La richiesta di aiuto è partita dall’interno dell’abitazione: a chiamare sono stati i familiari conviventi dell’uomo, un 56enne e una 64enne, fratello e cognata. Secondo quanto ricostruito nell’immediatezza, il 50enne, in evidente stato di alterazione psicofisica, avrebbe dato in escandescenze, distruggendo suppellettili, urlando ingiurie e arrivando a pronunciare minacce di morte.
Ma l’episodio della notte sarebbe solo l’ultimo di una lunga serie. Durante la formalizzazione della denuncia-querela, la donna avrebbe raccontato ai militari di vessazioni verbali e minacce reiterate per circa un anno, delineando un quadro di sopraffazione costante e clima di paura.
L’intervento tempestivo dei Carabinieri si inserisce nelle procedure previste dal “Codice Rosso”, il protocollo che consente di attivare canali prioritari nei casi di violenza domestica e di genere, garantendo risposte rapide a tutela delle vittime.

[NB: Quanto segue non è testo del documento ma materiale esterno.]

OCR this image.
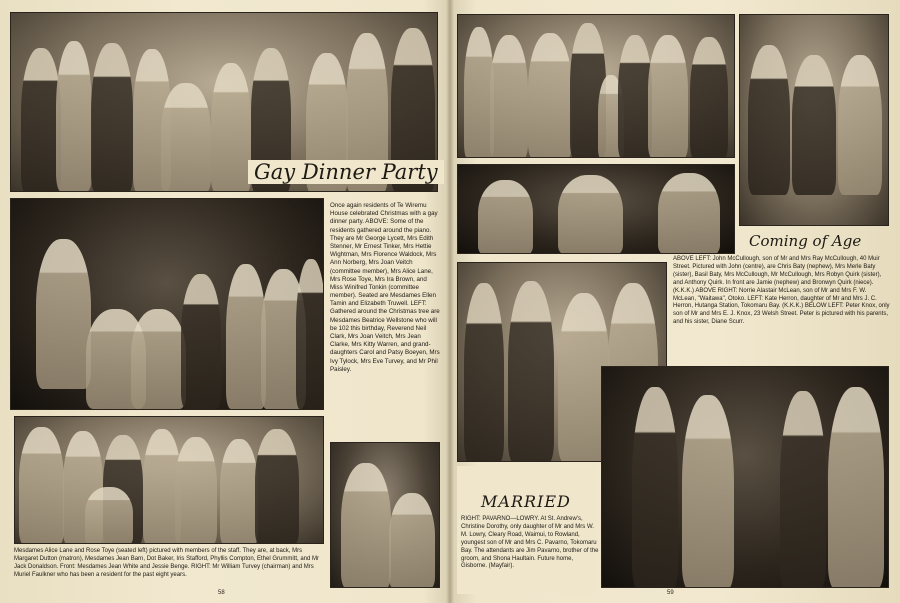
Gay Dinner Party
Once again residents of Te Wiremu House celebrated Christmas with a gay dinner party. ABOVE: Some of the residents gathered around the piano. They are Mr George Lycett, Mrs Edith Stenner, Mr Ernest Tinker, Mrs Hettie Wightman, Mrs Florence Waldock, Mrs Ann Norberg, Mrs Joan Veitch (committee member), Mrs Alice Lane, Mrs Rose Toye, Mrs Ira Brown, and Miss Winifred Tonkin (committee member). Seated are Mesdames Ellen Tamin and Elizabeth Truwell. LEFT: Gathered around the Christmas tree are Mesdames Beatrice Wellstone who will be 102 this birthday, Reverend Neil Clark, Mrs Joan Veitch, Mrs Jean Clarke, Mrs Kitty Warren, and grand-daughters Carol and Patsy Boeyen, Mrs Ivy Tylock, Mrs Eve Turvey, and Mr Phil Paisley.
Mesdames Alice Lane and Rose Toye (seated left) pictured with members of the staff. They are, at back, Mrs Margaret Dutton (matron), Mesdames Jean Barn, Dot Baker, Iris Stafford, Phyllis Compton, Ethel Grummitt, and Mr Jack Donaldson. Front: Mesdames Jean White and Jessie Benge. RIGHT: Mr William Turvey (chairman) and Mrs Muriel Faulkner who has been a resident for the past eight years.
58
Coming of Age
ABOVE LEFT: John McCullough, son of Mr and Mrs Ray McCullough, 40 Muir Street. Pictured with John (centre), are Chris Baty (nephew), Mrs Merle Baty (sister), Basil Baty, Mrs McCullough, Mr McCullough, Mrs Robyn Quirk (sister), and Anthony Quirk. In front are Jamie (nephew) and Bronwyn Quirk (niece). (K.K.K.) ABOVE RIGHT: Norrie Alastair McLean, son of Mr and Mrs F. W. McLean, "Waitawa", Otoko. LEFT: Kate Herron, daughter of Mr and Mrs J. C. Herron, Hutanga Station, Tokomaru Bay. (K.K.K.) BELOW LEFT: Peter Knox, only son of Mr and Mrs E. J. Knox, 23 Welsh Street. Peter is pictured with his parents, and his sister, Diane Scurr.
MARRIED
RIGHT: PAVARNO—LOWRY. At St. Andrew's, Christine Dorothy, only daughter of Mr and Mrs W. M. Lowry, Cleary Road, Waimui, to Rowland, youngest son of Mr and Mrs C. Pavarno, Tokomaru Bay. The attendants are Jim Pavarno, brother of the groom, and Shona Haultain. Future home, Gisborne. (Mayfair).
59
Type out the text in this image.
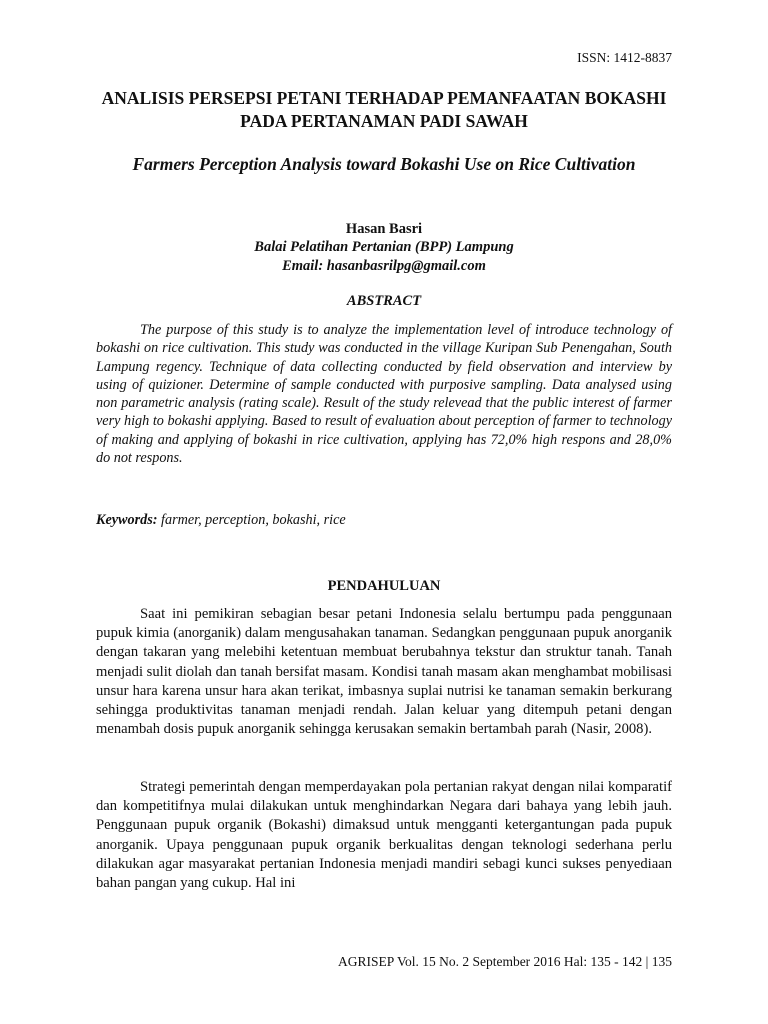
ISSN: 1412-8837
ANALISIS PERSEPSI PETANI TERHADAP PEMANFAATAN BOKASHI PADA PERTANAMAN PADI SAWAH
Farmers Perception Analysis toward Bokashi Use on Rice Cultivation
Hasan Basri
Balai Pelatihan Pertanian (BPP) Lampung
Email: hasanbasrilpg@gmail.com
ABSTRACT

The purpose of this study is to analyze the implementation level of introduce technology of bokashi on rice cultivation. This study was conducted in the village Kuripan Sub Penengahan, South Lampung regency. Technique of data collecting conducted by field observation and interview by using of quizioner. Determine of sample conducted with purposive sampling. Data analysed using non parametric analysis (rating scale). Result of the study relevead that the public interest of farmer very high to bokashi applying. Based to result of evaluation about perception of farmer to technology of making and applying of bokashi in rice cultivation, applying has 72,0% high respons and 28,0% do not respons.

Keywords: farmer, perception, bokashi, rice
PENDAHULUAN

Saat ini pemikiran sebagian besar petani Indonesia selalu bertumpu pada penggunaan pupuk kimia (anorganik) dalam mengusahakan tanaman. Sedangkan penggunaan pupuk anorganik dengan takaran yang melebihi ketentuan membuat berubahnya tekstur dan struktur tanah. Tanah menjadi sulit diolah dan tanah bersifat masam. Kondisi tanah masam akan menghambat mobilisasi unsur hara karena unsur hara akan terikat, imbasnya suplai nutrisi ke tanaman semakin berkurang sehingga produktivitas tanaman menjadi rendah. Jalan keluar yang ditempuh petani dengan menambah dosis pupuk anorganik sehingga kerusakan semakin bertambah parah (Nasir, 2008).

Strategi pemerintah dengan memperdayakan pola pertanian rakyat dengan nilai komparatif dan kompetitifnya mulai dilakukan untuk menghindarkan Negara dari bahaya yang lebih jauh. Penggunaan pupuk organik (Bokashi) dimaksud untuk mengganti ketergantungan pada pupuk anorganik. Upaya penggunaan pupuk organik berkualitas dengan teknologi sederhana perlu dilakukan agar masyarakat pertanian Indonesia menjadi mandiri sebagi kunci sukses penyediaan bahan pangan yang cukup. Hal ini

AGRISEP Vol. 15 No. 2 September 2016 Hal: 135 - 142 | 135
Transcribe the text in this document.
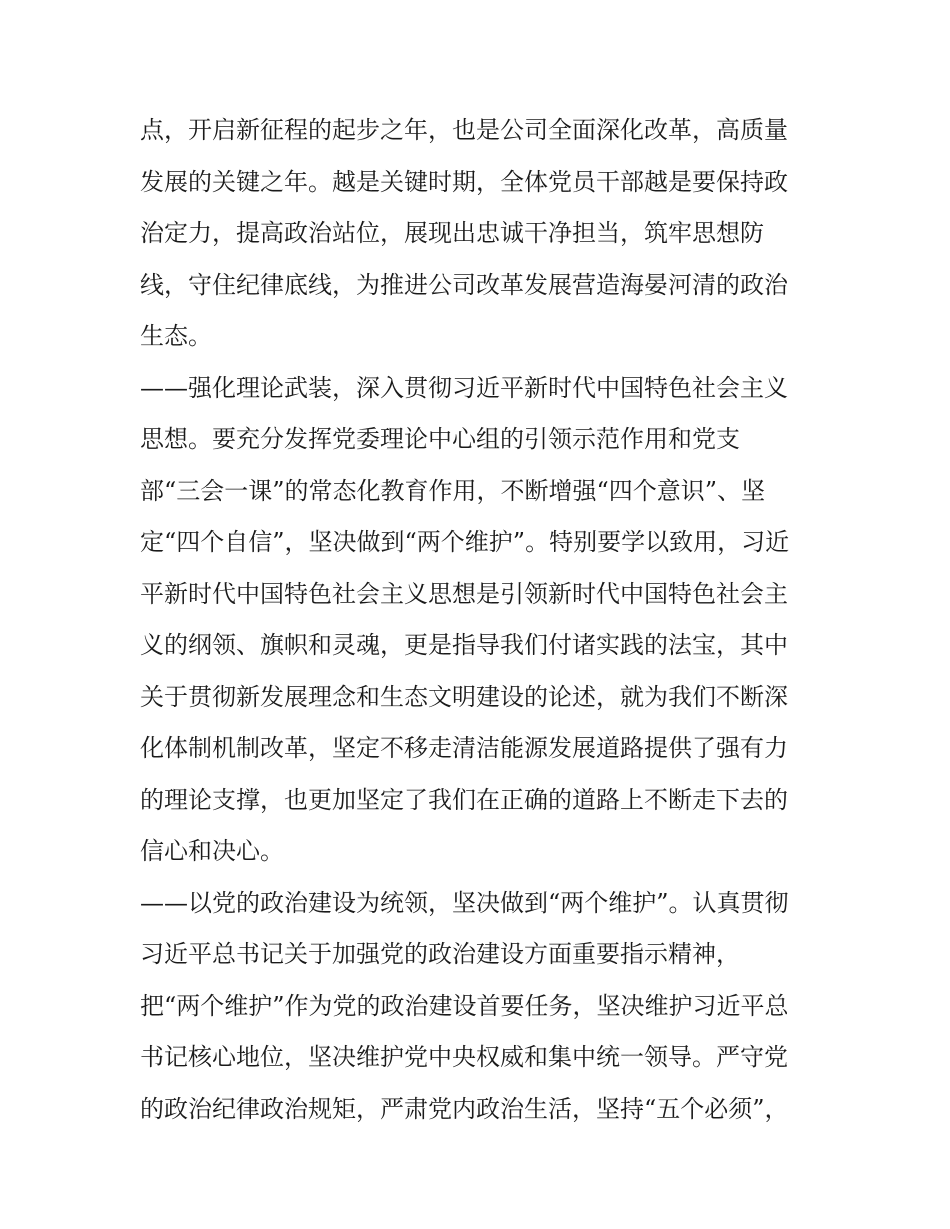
点，开启新征程的起步之年，也是公司全面深化改革，高质量
发展的关键之年。越是关键时期，全体党员干部越是要保持政
治定力，提高政治站位，展现出忠诚干净担当，筑牢思想防
线，守住纪律底线，为推进公司改革发展营造海晏河清的政治
生态。
——强化理论武装，深入贯彻习近平新时代中国特色社会主义
思想。要充分发挥党委理论中心组的引领示范作用和党支
部“三会一课”的常态化教育作用，不断增强“四个意识”、坚
定“四个自信”，坚决做到“两个维护”。特别要学以致用，习近
平新时代中国特色社会主义思想是引领新时代中国特色社会主
义的纲领、旗帜和灵魂，更是指导我们付诸实践的法宝，其中
关于贯彻新发展理念和生态文明建设的论述，就为我们不断深
化体制机制改革，坚定不移走清洁能源发展道路提供了强有力
的理论支撑，也更加坚定了我们在正确的道路上不断走下去的
信心和决心。
——以党的政治建设为统领，坚决做到“两个维护”。认真贯彻
习近平总书记关于加强党的政治建设方面重要指示精神，
把“两个维护”作为党的政治建设首要任务，坚决维护习近平总
书记核心地位，坚决维护党中央权威和集中统一领导。严守党
的政治纪律政治规矩，严肃党内政治生活，坚持“五个必须”，
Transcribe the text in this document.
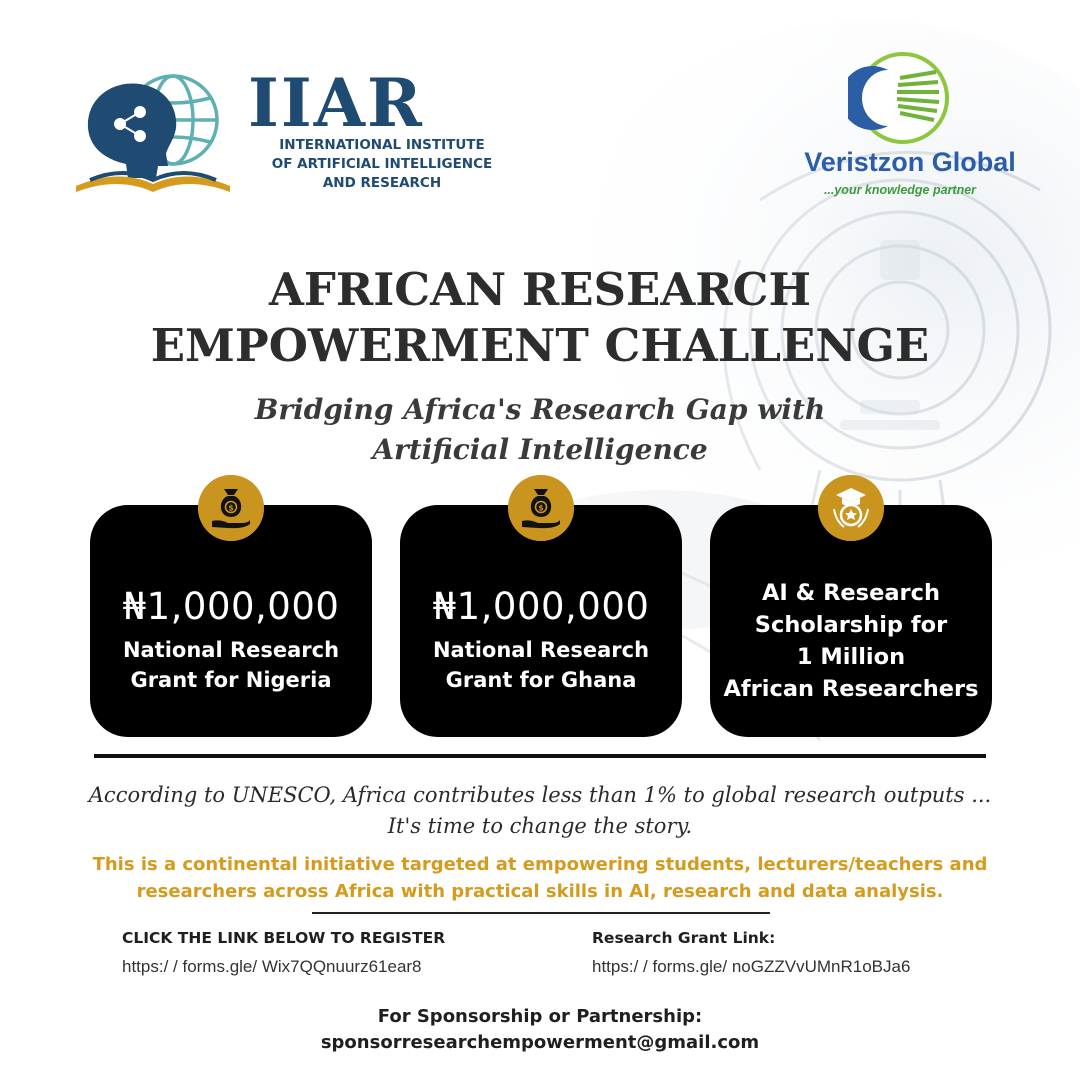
IIAR
INTERNATIONAL INSTITUTE
OF ARTIFICIAL INTELLIGENCE
AND RESEARCH
Veristzon Global
...your knowledge partner
AFRICAN RESEARCH
EMPOWERMENT CHALLENGE
Bridging Africa's Research Gap with
Artificial Intelligence
₦1,000,000
National Research
Grant for Nigeria
$
₦1,000,000
National Research
Grant for Ghana
$
AI & Research
Scholarship for
1 Million
African Researchers
According to UNESCO, Africa contributes less than 1% to global research outputs ...
It's time to change the story.
This is a continental initiative targeted at empowering students, lecturers/teachers and
researchers across Africa with practical skills in AI, research and data analysis.
CLICK THE LINK BELOW TO REGISTER
https:/ / forms.gle/ Wix7QQnuurz61ear8
Research Grant Link:
https:/ / forms.gle/ noGZZVvUMnR1oBJa6
For Sponsorship or Partnership:
sponsorresearchempowerment@gmail.com
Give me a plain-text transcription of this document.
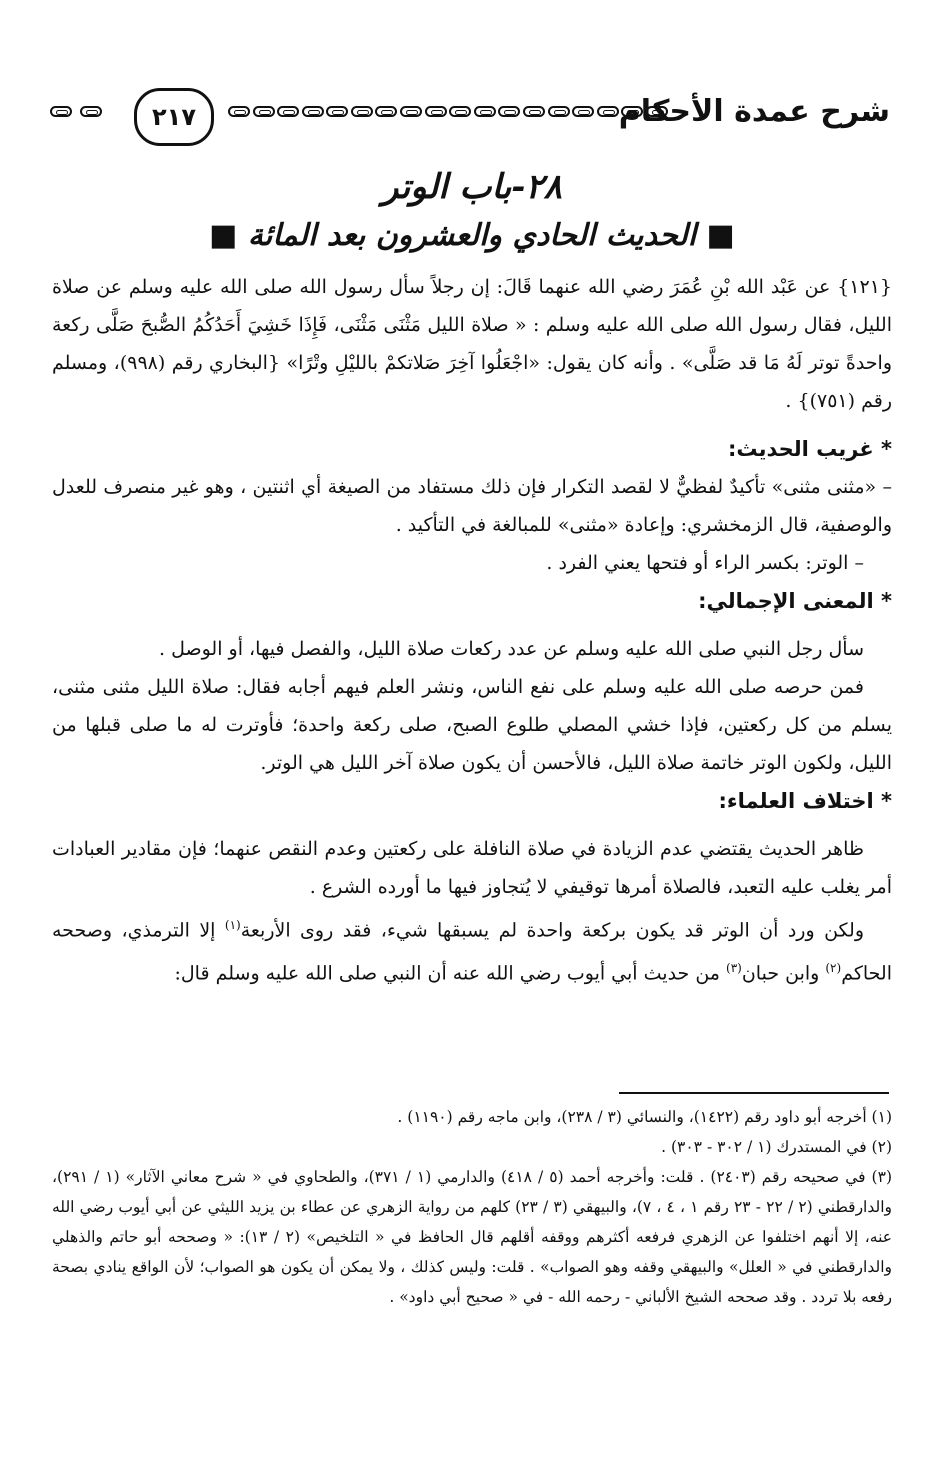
شرح عمدة الأحكام
٢١٧
٢٨-باب الوتر
■ الحديث الحادي والعشرون بعد المائة ■

{١٢١} عن عَبْد الله بْنِ عُمَرَ رضي الله عنهما قَالَ: إن رجلاً سأل رسول الله صلى الله عليه وسلم عن صلاة الليل، فقال رسول الله صلى الله عليه وسلم : « صلاة الليل مَثْنَى مَثْنَى، فَإِذَا خَشِيَ أَحَدُكُمُ الصُّبحَ صَلَّى ركعة واحدةً توتر لَهُ مَا قد صَلَّى» . وأنه كان يقول: «اجْعَلُوا آخِرَ صَلاتكمْ بالليْلِ وتْرًا» {البخاري رقم (٩٩٨)، ومسلم رقم (٧٥١)} .

* غريب الحديث:

– «مثنى مثنى» تأكيدٌ لفظيٌّ لا لقصد التكرار فإن ذلك مستفاد من الصيغة أي اثنتين ، وهو غير منصرف للعدل والوصفية، قال الزمخشري: وإعادة «مثنى» للمبالغة في التأكيد .

– الوتر: بكسر الراء أو فتحها يعني الفرد .

* المعنى الإجمالي:

سأل رجل النبي صلى الله عليه وسلم عن عدد ركعات صلاة الليل، والفصل فيها، أو الوصل .

فمن حرصه صلى الله عليه وسلم على نفع الناس، ونشر العلم فيهم أجابه فقال: صلاة الليل مثنى مثنى، يسلم من كل ركعتين، فإذا خشي المصلي طلوع الصبح، صلى ركعة واحدة؛ فأوترت له ما صلى قبلها من الليل، ولكون الوتر خاتمة صلاة الليل، فالأحسن أن يكون صلاة آخر الليل هي الوتر.

* اختلاف العلماء:

ظاهر الحديث يقتضي عدم الزيادة في صلاة النافلة على ركعتين وعدم النقص عنهما؛ فإن مقادير العبادات أمر يغلب عليه التعبد، فالصلاة أمرها توقيفي لا يُتجاوز فيها ما أورده الشرع .

ولكن ورد أن الوتر قد يكون بركعة واحدة لم يسبقها شيء، فقد روى الأربعة$^{(١)}$ إلا الترمذي، وصححه الحاكم$^{(٢)}$ وابن حبان$^{(٣)}$ من حديث أبي أيوب رضي الله عنه أن النبي صلى الله عليه وسلم قال:

(١) أخرجه أبو داود رقم (١٤٢٢)، والنسائي (٣ / ٢٣٨)، وابن ماجه رقم (١١٩٠) .

(٢) في المستدرك (١ / ٣٠٢ - ٣٠٣) .

(٣) في صحيحه رقم (٢٤٠٣) . قلت: وأخرجه أحمد (٥ / ٤١٨) والدارمي (١ / ٣٧١)، والطحاوي في « شرح معاني الآثار» (١ / ٢٩١)، والدارقطني (٢ / ٢٢ - ٢٣ رقم ١ ، ٤ ، ٧)، والبيهقي (٣ / ٢٣) كلهم من رواية الزهري عن عطاء بن يزيد الليثي عن أبي أيوب رضي الله عنه، إلا أنهم اختلفوا عن الزهري فرفعه أكثرهم ووقفه أقلهم قال الحافظ في « التلخيص» (٢ / ١٣): « وصححه أبو حاتم والذهلي والدارقطني في « العلل» والبيهقي وقفه وهو الصواب» . قلت: وليس كذلك ، ولا يمكن أن يكون هو الصواب؛ لأن الواقع ينادي بصحة رفعه بلا تردد . وقد صححه الشيخ الألباني - رحمه الله - في « صحيح أبي داود» .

Condotto in caserma per le formalità di rito, l’uomo – resosi conto del provvedimento restrittivo – avrebbe inveito anche contro i militari operanti. Al termine delle procedure, su disposizione dell’Autorità Giudiziaria, è stato trasferito nella Casa Circondariale di Taranto.
Resta ferma la presunzione di innocenza fino a sentenza definitiva di condanna.
L’episodio riaccende i riflettori su un fenomeno che troppo spesso resta nascosto tra le pareti di casa. Le Forze dell’Ordine rinnovano l’invito a denunciare ogni situazione di violenza o sopraffazione: chiedere aiuto può fare la differenza.